Apesar do muito que, felizmente, tem sido feito para preservar a música tradicional, continua a pairar o receio de toda esta riqueza poder desaparecer, em benefício da globalização musical que de forma agressiva se vai aliando à máquina comercial e nos invade o gosto. O etnomusicólogo Ernesto Veiga de Oliveira (1982) deixou bem clara a importância do problema, quando afirmou "Quem tocará ainda a bandurra beiroa e a viola campaniça, desaparecidos o tio Manuel Moreira, de Penha Garcia, e o Jorge Caranova, de Santa Vitória?... E quando se for o Virgílio Cristal, quem ficará para tocar o deslumbrante tamboril e flauta em terras mirandesas?... É bom, é mau? É a lei dos tempos para lá do bom e do mau... e quando as alvíssaras da Páscoa ou as alvoradas dessas bárbaras festas transmontanas forem feitas por um altifalante instalado numa furgoneta que atroa os ares com a última canção duma vedeta da rádio, o mundo terá certamente perdido uma grande riqueza - ou melhor: a riqueza do mundo valerá muito menos a pena ser vivida”.

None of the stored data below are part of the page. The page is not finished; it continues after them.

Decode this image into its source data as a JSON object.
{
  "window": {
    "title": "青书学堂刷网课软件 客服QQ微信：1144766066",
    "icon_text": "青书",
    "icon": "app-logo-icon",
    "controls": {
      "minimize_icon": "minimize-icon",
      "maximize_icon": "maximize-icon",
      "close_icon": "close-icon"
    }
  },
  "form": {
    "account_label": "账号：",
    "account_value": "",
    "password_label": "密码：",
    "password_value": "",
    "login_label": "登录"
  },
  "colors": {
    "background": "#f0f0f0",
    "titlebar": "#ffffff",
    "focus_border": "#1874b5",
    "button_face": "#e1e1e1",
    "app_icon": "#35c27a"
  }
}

Voltando à música propriamente dita, já foi aqui referida a sua utilização no trabalho duro do campo. Apesar de existirem resultados contraditórios, há pelo menos 3 trabalhos publicados, em revistas científicas, que demonstram que os grupos de trabalhadores a quem foi disponibilizada música durante o período laboral, mostraram um aumento dos níveis de satisfação, motivação e produtividade. Isto acontece, em primeira instância, porque a música nos ajuda a “passar o tempo”, minimizando a sensação de demora na execução. Mas se olharmos para esses resultados, do ponto de vista biológico, percebemos que, as referidas melhorias se devem a uma “droga natural”: a dopamina. A música, à semelhança de muitas outras actividades prazerosas, faz com que este neurotransmissor seja libertado no cérebro. Esta é a hormona responsável pela sensação de conforto, prazer e bem-estar que experimentamos quando estamos perante algo que nos agrada profundamente.”